Дымов поворошил угли, картинка рассыпалась в прах – и тогда вдруг стало жарко, так жарко, что на лбу выступил пот.

– Если бы эта картинка была хоть сколько-нибудь опасна, он бы ее так просто не сжег, – поморщился тот, кто назвал себя психиатром.

Человек в свитере растянул губы в улыбке:

– А ты допускаешь, что картинка может быть опасной?

– Мозг человека не так хорошо изучен, как хотелось бы. Но в рамках современных научных знаний – нет, не допускаю.

Оба помолчали, и человек в свитере снова заговорил первым:

– Объективности ради замечу, что картинка его раздражала.

– Эта мерзость и меня раздражает. К тому же парень– чистоплюй. Из тех, знаешь, кого возмущают расстегнутые пуговицы и неровно растущие кусты. Ты видел, он подметал щепочки перед печкой? Он и сейчас подметет и оставшиеся дровишки приберет.

– К чему это ты?

Психиатр пожал плечами:

– Картинка висела криво, скотч на стенке – это неэстетично. Он мог сжечь ее из-за этого – как мусор.

Человек в свитере усмехнулся и подмигнул собеседнику:

– Посмотрим дальше, может, у него сейчас припадок начнется. Пил же он таблетки…
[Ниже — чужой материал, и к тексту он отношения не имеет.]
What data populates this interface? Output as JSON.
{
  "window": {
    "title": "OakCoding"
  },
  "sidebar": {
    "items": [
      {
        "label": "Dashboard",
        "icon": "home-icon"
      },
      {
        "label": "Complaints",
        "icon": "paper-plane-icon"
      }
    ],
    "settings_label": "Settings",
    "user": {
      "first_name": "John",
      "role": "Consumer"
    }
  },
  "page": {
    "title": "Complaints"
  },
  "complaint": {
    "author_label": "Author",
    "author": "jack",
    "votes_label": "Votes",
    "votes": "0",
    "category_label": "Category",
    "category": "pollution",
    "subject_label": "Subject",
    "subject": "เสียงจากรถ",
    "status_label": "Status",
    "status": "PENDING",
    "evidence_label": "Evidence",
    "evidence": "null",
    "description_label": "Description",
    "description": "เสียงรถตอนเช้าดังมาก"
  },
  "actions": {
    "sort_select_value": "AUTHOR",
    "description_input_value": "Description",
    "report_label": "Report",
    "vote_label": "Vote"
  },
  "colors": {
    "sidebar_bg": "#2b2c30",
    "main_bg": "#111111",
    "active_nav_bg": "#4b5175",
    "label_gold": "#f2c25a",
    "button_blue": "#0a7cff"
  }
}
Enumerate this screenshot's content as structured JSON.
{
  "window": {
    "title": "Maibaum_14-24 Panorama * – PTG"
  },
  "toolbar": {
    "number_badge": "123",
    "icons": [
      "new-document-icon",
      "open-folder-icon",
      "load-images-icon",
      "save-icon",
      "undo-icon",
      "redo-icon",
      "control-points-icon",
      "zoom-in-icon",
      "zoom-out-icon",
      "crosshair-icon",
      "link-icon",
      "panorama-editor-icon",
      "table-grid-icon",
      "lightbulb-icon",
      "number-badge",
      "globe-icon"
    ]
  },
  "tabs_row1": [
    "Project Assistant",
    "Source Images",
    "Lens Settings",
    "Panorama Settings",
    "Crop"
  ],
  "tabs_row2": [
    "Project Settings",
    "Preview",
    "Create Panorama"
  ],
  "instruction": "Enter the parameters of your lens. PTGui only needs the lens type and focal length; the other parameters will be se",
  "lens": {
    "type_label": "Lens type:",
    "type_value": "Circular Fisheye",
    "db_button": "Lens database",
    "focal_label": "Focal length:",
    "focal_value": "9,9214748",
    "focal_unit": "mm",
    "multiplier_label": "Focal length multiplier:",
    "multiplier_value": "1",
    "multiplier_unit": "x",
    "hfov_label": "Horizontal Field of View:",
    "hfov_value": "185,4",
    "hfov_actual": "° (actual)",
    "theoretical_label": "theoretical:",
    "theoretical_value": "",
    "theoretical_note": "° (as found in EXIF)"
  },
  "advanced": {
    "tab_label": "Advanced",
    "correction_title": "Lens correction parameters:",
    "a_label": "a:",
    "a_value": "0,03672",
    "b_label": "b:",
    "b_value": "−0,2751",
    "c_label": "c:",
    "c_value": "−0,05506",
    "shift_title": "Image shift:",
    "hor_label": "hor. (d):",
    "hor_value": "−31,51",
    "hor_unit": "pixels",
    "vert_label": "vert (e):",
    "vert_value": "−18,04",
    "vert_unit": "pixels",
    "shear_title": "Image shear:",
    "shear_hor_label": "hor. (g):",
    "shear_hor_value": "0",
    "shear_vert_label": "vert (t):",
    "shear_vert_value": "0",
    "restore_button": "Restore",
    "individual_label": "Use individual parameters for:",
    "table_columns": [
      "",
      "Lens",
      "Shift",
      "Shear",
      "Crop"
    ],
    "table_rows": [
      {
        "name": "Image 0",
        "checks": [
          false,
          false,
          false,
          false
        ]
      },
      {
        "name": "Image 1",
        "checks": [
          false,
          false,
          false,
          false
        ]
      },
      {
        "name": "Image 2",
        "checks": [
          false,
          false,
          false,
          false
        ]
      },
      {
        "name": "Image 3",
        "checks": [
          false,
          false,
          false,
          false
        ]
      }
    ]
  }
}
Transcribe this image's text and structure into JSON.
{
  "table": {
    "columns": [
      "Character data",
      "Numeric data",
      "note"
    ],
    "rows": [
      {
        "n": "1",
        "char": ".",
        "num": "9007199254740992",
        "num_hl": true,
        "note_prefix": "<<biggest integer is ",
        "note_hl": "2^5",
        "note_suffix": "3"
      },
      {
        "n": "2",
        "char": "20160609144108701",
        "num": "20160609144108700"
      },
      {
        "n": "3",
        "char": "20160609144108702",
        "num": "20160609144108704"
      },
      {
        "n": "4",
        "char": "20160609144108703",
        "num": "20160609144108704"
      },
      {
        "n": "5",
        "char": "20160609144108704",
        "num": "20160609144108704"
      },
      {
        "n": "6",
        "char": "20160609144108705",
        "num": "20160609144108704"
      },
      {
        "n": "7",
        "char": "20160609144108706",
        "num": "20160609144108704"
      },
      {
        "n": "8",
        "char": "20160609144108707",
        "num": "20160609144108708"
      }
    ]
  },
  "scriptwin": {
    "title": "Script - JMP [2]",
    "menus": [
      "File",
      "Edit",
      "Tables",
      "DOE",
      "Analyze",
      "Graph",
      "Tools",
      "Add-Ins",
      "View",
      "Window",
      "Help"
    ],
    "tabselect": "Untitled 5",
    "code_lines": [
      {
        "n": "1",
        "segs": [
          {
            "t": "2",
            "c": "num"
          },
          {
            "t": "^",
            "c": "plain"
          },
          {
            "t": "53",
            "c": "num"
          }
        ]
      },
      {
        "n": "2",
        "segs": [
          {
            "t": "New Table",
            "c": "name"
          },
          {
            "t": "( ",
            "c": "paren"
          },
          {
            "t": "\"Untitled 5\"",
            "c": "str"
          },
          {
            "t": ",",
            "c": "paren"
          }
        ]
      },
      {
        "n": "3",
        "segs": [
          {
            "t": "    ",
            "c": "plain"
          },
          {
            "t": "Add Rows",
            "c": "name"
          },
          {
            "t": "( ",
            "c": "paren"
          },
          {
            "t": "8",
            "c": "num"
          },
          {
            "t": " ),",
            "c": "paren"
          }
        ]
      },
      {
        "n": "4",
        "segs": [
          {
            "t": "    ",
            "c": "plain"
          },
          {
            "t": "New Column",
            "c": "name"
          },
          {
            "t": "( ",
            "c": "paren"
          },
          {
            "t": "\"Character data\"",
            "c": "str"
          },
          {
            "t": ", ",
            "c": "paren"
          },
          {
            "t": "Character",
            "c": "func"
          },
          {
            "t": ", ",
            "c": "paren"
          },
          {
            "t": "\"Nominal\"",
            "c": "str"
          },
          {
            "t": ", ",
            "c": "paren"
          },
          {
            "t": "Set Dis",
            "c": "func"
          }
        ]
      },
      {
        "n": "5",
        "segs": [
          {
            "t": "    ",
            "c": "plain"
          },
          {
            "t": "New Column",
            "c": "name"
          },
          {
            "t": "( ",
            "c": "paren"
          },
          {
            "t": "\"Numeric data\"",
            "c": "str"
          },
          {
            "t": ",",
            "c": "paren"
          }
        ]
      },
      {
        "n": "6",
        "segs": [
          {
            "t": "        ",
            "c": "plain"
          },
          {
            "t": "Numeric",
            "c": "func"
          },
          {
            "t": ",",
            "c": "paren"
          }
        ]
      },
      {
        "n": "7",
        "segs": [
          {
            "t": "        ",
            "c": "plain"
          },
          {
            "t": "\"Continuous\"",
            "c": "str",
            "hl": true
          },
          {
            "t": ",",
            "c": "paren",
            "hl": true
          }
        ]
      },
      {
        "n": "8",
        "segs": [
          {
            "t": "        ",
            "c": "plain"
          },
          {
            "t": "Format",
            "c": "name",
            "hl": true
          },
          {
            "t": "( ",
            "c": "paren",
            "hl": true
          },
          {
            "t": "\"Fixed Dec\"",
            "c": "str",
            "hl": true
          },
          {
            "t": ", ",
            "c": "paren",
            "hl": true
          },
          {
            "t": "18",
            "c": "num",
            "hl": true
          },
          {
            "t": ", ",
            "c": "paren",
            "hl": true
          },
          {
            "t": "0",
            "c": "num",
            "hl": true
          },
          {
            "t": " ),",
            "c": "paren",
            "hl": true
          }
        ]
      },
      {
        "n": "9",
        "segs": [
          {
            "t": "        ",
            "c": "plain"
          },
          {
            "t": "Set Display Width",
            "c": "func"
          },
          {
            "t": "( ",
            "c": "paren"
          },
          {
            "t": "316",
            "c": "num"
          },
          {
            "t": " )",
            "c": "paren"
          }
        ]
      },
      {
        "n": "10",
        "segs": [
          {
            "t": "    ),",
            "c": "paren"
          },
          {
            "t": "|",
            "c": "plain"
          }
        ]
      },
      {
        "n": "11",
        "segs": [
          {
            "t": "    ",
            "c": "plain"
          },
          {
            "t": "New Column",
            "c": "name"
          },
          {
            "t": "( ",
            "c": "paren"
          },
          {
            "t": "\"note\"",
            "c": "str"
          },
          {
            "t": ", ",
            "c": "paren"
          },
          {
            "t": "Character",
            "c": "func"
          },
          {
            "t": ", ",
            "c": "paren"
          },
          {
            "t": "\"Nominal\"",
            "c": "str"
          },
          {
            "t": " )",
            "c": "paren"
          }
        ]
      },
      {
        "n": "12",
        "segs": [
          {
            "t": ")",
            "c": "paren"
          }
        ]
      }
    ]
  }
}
Дымов сложил оставшиеся поленья за скромный кирпичный щит и подмел мусор. Жарко – это от анальгина. От чая с малиной тоже бросает в пот…

Реферат по культурологии не двинулся быстрей, несмотря на то что головная боль почти отпустила. Ветер не стихал, за окном в свете уличного фонаря раскачивались тяжелые еловые лапы-метелки, и Дымову померещилось, что у ворот кто-то есть. Он был бы рад задернуть занавески, чтобы движение за окном не отвлекало его от дела, но занавесок в сторожке не предполагалось.

Если кто-то двигался по улице в трех метрах от забора, волкодавы заходились лаем, а проникнувшего ненароком во двор, без сомнений, порвали бы на клочки. Летом Дымов не столько охранял хозяйское добро, сколько следил, чтобы во двор по глупости не залезли мальчишки, – страшно подумать, чем могла бы для них обернуться такая невинная шалость. Он не сомневался, что чужое присутствие ему лишь примерещилось.